Information regarding urlmonrc, the URL database for urlmon. 

(Skip down to the line containing the word "Syntax" if you are looking for
information on the new urlmonrc file format.) 

(In the following, whenever I say "checksum", I implicitly mean the
results of all filters, not just the checksum filter.  See FILTERS.txt.) 

Determining the urlmonrc file
-----------------------------

Throughout these documents, I refer to the term 'urlmonrc' file (or
sometimes 'last_modified database') as a generic name for the database of
URLs and their modifications.  Here's how you can determine that actual
file name. 

urlmon maintains a database (defaults to "~/.urlmonrc", but can be changed
on the command line with -f, and can be changed permanently by editing the
script and changing the variable "$mods_file") of URLs and timestamps and
checksums (collectively "checkstamps").

Actually, and this is new with version 2, if <progname> is whatever urlmon
is invoked as, then the database file will be

  "~/.<progname>rc"

This is so that if you can have multiple rc files, by either copying
urlmon to a different filename, or using a symbolic (or hard)  link. 
e.g., on UNIX: 

ln -s urlmon linuxmon

will, when 'linuxmon' is executed, look for the file '~/.linuxmonrc'.  But
when executing 'urlmon', it will look for '~/.urlmonrc' as its rc file. 

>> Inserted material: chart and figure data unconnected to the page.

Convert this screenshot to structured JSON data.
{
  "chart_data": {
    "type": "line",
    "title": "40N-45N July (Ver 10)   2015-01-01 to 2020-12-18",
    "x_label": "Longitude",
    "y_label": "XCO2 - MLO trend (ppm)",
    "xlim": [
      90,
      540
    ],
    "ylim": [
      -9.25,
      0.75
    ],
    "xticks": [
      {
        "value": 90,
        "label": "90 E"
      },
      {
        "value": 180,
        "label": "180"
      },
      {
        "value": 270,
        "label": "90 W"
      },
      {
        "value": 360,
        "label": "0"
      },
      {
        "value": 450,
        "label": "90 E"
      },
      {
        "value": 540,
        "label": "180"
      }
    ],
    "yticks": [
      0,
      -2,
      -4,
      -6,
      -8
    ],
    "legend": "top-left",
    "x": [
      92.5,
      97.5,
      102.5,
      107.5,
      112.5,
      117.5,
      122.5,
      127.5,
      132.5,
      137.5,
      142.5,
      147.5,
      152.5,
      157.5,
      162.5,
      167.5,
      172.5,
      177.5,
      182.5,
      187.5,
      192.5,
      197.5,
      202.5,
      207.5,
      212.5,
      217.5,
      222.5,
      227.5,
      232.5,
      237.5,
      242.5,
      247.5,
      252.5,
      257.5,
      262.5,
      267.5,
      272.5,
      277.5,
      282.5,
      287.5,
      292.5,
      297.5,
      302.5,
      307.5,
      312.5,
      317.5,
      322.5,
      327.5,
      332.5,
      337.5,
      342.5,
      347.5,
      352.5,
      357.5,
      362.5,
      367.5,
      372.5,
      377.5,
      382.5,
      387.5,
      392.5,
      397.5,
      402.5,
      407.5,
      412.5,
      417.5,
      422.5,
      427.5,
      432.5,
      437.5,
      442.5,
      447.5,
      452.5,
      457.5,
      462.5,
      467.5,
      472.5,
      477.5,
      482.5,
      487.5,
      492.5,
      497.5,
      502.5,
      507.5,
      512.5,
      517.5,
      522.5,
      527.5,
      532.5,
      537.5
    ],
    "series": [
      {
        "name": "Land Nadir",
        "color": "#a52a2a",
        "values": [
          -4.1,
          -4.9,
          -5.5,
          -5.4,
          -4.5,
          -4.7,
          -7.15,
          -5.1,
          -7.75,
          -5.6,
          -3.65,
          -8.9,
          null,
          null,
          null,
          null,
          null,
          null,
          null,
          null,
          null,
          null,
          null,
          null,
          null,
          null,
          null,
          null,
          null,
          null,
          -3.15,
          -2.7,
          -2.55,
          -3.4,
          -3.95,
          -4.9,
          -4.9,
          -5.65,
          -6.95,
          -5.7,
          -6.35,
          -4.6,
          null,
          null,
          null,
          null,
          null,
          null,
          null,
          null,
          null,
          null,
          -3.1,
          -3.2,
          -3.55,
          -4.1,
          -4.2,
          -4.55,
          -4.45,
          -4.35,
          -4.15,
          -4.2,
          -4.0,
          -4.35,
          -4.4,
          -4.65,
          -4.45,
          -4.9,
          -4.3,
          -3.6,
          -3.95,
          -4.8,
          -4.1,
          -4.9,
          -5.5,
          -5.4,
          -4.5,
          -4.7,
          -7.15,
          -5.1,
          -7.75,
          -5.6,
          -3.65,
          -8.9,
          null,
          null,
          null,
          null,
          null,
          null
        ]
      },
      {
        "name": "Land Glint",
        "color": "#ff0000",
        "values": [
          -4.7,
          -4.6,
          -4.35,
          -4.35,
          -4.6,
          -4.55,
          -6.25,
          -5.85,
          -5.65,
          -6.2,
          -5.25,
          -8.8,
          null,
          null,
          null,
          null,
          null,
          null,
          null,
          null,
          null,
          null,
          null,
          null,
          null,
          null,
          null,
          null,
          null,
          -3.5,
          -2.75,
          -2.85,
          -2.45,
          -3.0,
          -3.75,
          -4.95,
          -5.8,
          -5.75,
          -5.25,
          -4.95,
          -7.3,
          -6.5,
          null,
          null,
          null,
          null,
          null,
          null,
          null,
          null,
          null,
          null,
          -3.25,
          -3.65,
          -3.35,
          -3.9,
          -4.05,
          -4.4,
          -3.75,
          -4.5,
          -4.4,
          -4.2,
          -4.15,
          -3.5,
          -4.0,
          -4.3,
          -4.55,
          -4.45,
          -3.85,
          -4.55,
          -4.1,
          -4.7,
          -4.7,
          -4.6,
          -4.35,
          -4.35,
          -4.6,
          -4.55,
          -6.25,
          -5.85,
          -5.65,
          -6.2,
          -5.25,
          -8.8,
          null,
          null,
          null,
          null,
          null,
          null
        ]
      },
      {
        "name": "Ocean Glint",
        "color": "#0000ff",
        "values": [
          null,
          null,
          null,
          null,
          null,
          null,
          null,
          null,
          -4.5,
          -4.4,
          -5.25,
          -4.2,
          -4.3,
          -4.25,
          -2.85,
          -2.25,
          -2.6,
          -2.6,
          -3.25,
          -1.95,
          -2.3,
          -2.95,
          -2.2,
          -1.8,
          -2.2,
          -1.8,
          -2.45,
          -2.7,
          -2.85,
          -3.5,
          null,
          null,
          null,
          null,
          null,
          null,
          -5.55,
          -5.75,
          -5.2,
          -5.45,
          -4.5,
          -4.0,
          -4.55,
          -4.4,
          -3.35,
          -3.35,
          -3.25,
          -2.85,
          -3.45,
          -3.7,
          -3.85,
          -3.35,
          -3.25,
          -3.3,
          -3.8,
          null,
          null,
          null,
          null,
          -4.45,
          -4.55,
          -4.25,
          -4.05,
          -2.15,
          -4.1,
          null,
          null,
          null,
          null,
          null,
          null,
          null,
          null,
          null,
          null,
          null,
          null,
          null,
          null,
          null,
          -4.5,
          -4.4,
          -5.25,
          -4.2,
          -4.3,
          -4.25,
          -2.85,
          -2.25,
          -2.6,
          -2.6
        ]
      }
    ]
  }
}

The '-f' flag still works as before, but this is cooler. 

Invoking urlmon on the urlmonrc database
----------------------------------------

Invoking urlmon as listed in the section entitled 'Basic usage' of the
README.txt file is a good way (well, the only way :) to add entries to the
database.  But the power comes with the '-l' switch.  This will cause
urlmon to read in the URLs in its database file and treat them as though
they were listed on the command line a la 'Basic usage'.  In its simplest,
the script

	urlmon -l | mail userid@host.foo

executed regularly will keep 'userid' aware of the status of the URLs in
his or her URL database.  However, it will also cause mail to be sent even
if there are no URLs changed, so something slightly more complicated is
needed. (See section 5 of README.txt for such a script.) 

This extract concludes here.